Sendo um livro sobre a génese da linguagem humana, precisamos de partir da base comum e aceite pela generalidade dos académicos linguistas, sobre o modo como criamos linguagem e que na área dá pela designação de “Gramática Generativa” ou “Gramática Universal”. Esta designação foi criada por Chomsky nos anos 1960 e pretendia identificar um conjunto de regras base de organização mental que permitiriam o surgimento e desenvolvimento da linguagem. Chomsky e colegas determinaram que esta organização terá surgido há cerca de 50 mil anos, tendo alterado completamente o nosso desenvolvimento cognitivo e social, distinguindo-nos dos animais. Deste modo, Chomsky afirma existir uma linguagem universal inata, que mais tarde Fodor e Pinker denominariam de “linguagem do pensamento” ou “mentalese”. Confesso que a primeira vez que li sobre esta teorização não me atraiu. O meu treino em comunicação faz-me trabalhar a realidade do humano como algo altamente variável culturalmente (o que é amplamente suportado por evidências empíricas), daí que aceitar a hipótese da existência de uma espécie de código universal a este nível, imbuído em todos de forma igual, me pareceu sempre extemporâneo.
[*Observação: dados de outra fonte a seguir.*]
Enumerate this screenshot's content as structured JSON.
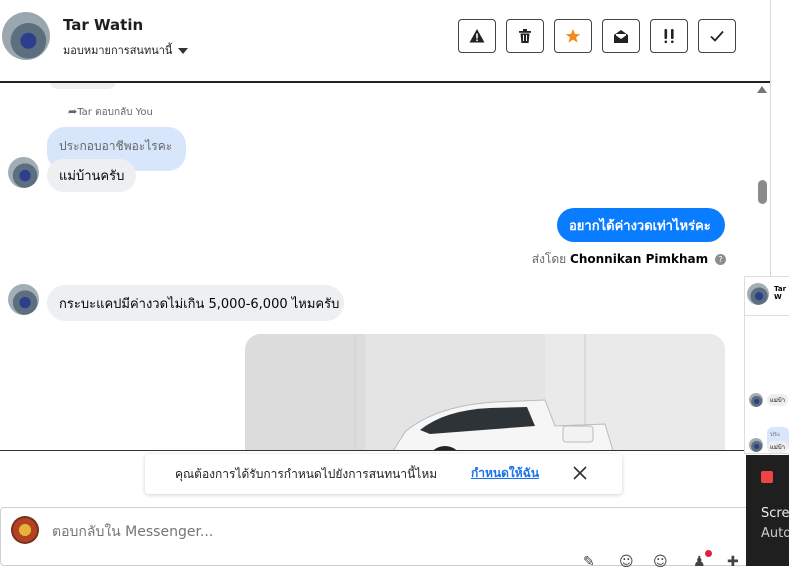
{
  "header": {
    "contact_name": "Tar Watin",
    "assign_label": "มอบหมายการสนทนานี้",
    "toolbar": [
      {
        "icon": "warning-icon"
      },
      {
        "icon": "trash-icon"
      },
      {
        "icon": "star-icon",
        "color": "#f28b1f"
      },
      {
        "icon": "envelope-open-icon"
      },
      {
        "icon": "priority-icon"
      },
      {
        "icon": "check-icon"
      }
    ]
  },
  "thread": {
    "reply_label": "Tar ตอบกลับ You",
    "quoted_text": "ประกอบอาชีพอะไรคะ",
    "reply_text": "แม่บ้านครับ",
    "outgoing_text": "อยากได้ค่างวดเท่าไหร่คะ",
    "sent_by_prefix": "ส่งโดย",
    "sent_by_name": "Chonnikan Pimkham",
    "incoming_text": "กระบะแคปมีค่างวดไม่เกิน 5,000-6,000 ไหมครับ"
  },
  "notice": {
    "text": "คุณต้องการได้รับการกำหนดไปยังการสนทนานี้ไหม",
    "link": "กำหนดให้ฉัน"
  },
  "composer": {
    "placeholder": "ตอบกลับใน Messenger..."
  },
  "side_panel": {
    "name_snippet": "Tar W",
    "msg1": "แม่บ้า",
    "msg2": "ประกอ",
    "msg3": "แม่บ้า"
  },
  "dark_panel": {
    "line1": "Scre",
    "line2": "Auto"
  },
  "colors": {
    "outgoing_bubble": "#0a7cff",
    "incoming_bubble": "#eeeff1",
    "quote_bubble": "#d8e6fb",
    "link": "#1a73e8"
  }
}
Ora o que Everett faz neste livro é exatamente desmontar essa ideia de linguagem universal. Como disse, não é o primeiro, basta fazer uma pesquisa no Google Scholar para encontrar estudos e artigos em oposição. O meu primeiro choque surgiu com a leitura de "Louder Than Words: The New Science of How the Mind Makes Meaning" (2012) no qual Bergen apresenta a Hipótese da Simulação Corpórea com a qual sinto grande afinidade (não vou aqui detalhar, basta seguir o link para a discussão do livro). Mas talvez o maior choque, e só agora ao ler Everett me apercebi de tal, tenha sido com o livro de Tomasello “Origins of Human Communication” (2008), no qual o autor realiza um trabalho brilhante demonstrando o surgimento da comunicação a partir do gesto. Ou seja, a comunicação assente na expressão corporal, e na relação sistémica com o outro, e não a partir de um qualquer sistema inato interno.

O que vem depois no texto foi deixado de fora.